Ahead of him Karina stopped the car, for she had had second thoughts—this
guardia
would be able to describe the car, have her stopped along the roads. She got out. And as Pepe came nearer a short burst of sound and light and smoke came from the sub-machine-gun in her hands. Only three bullets hit Pepe, but he fell; and the car drove on. As vultures fluttered up into the air from Carlos’s body, scared by the gunfire, Pepe staggered to his feet again, spitting out the welling blood, just in time to see the car swerve violently to the right to head along the San Pedro road.
A little later Shaw caught sight of the vultures hovering above the track ahead of him. When he saw the body he slowed, and when he came up to it, scattering the indignant birds from their grisly meal, he edged round it, telling Debonnair not to look, talking the car half on to the verge with difficulty. A little farther on he stopped. Leaving Debonnair in the car—telling her, when she asked, that there was nothing anybody could do—he got out, walked back to the body, and dragged it laboriously off the road and into the shade of some trees, where he hid it in the scrubby undergrowth.
When he got back to the car Debonnair asked, a little white about the lips and trembling, “Esmonde, why did you do that?”
He started the car up. He said between his teeth, “A dead
guardia’s
too risky to leave; it’s obvious to us that Karina did that, but if that body had been found by anyone else and reported, all cars on this road would have been suspect—and remember, we’ve not seen any other vehicles since we got on to the San Pedro road early this morning.” He gave a hard laugh. “What we’re doing is too important for us to risk getting hooked up on a charge like that.”
He drove just a shade more savagely than before. He could feel the girl’s body trembling against his. Then ahead he saw what he’d expected to see: the other
guardia
, second of the customary pair, and the man was lying on the dusty verge, gasping.
Shaw slid to a stop, and he and Debonnair got out quickly and went over to the man. Looking at the big, blood-drained face and now angry eyes of Pepe, Shaw, with an effort, controlled his burning impatience and waited for the man to pull himself together—he was obviously badly injured. Shaw said quietly, “I know your friend was killed . . . that much I saw. Was it a big car, scarlet and silver and black?”
Pepe nodded.
“We’ll take you with us,
amigo
, and we’ll catch up with the car that did this.” He added, as he got out to give Debonnair a hand with Pepe, “Which way did they go, did you notice?”
“Señor, they went along the San Pedro road.”

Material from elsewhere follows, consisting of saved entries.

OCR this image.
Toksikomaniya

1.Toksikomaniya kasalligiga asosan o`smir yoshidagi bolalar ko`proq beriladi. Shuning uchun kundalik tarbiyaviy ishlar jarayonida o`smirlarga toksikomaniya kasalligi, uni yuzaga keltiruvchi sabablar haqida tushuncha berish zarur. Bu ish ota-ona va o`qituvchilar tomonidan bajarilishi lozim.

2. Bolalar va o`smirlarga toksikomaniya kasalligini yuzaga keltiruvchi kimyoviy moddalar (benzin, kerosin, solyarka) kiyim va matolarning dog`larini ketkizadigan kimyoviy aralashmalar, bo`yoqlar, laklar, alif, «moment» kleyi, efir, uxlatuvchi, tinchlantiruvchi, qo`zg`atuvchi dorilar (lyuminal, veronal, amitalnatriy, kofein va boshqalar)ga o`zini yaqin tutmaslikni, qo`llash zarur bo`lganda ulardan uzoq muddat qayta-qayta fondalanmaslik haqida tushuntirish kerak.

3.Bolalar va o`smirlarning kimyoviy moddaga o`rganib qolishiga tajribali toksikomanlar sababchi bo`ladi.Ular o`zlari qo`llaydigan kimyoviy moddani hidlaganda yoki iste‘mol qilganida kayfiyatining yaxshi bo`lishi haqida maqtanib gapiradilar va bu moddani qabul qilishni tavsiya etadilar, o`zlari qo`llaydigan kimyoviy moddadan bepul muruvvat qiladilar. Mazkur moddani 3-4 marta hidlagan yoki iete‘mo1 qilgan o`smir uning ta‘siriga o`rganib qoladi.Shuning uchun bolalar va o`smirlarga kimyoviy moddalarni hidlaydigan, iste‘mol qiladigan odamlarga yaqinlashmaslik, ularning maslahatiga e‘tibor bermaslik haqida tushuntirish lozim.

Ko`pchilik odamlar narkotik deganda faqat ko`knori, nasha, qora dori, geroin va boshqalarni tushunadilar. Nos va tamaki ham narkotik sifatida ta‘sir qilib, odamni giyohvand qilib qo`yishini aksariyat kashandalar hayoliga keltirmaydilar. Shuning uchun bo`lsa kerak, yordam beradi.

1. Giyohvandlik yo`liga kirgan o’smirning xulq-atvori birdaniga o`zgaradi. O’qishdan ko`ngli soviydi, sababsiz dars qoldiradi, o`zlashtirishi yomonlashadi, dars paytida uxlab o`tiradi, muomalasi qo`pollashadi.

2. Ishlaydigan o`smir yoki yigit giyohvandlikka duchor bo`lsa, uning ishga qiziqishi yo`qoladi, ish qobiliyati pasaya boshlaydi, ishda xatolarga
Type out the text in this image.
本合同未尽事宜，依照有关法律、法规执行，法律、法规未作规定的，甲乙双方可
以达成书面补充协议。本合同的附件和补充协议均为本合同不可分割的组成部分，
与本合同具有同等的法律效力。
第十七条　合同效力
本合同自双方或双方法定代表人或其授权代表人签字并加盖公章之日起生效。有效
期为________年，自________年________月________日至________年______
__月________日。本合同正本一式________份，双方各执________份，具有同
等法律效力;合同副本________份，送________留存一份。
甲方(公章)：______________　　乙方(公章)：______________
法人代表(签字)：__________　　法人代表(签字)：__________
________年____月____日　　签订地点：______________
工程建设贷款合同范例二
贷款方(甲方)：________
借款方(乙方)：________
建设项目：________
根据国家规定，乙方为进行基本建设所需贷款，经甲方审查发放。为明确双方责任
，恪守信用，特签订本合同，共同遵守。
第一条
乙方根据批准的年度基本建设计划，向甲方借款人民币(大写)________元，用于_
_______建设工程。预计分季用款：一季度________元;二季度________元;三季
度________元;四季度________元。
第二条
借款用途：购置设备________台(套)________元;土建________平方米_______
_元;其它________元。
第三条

“Right,” said Shaw grimly. “That’s all I wanted to know.” There was a blood-flecked foam on Pepe’s lips as they helped him into the back of the car; Debonnair got in beside him, supported the dying man against her breast. As Shaw jumped in behind the wheel she told him that the man ought to be got to hospital at once. Shaw nodded, let in the clutch. He drove fast but carefully, trying to avoid the bad patches because of Pepe, swinging into the San Pedro road and heading for those wicked hairpin bends. Thank Heaven, the surface was pretty good in parts, perhaps the best in Andalusia.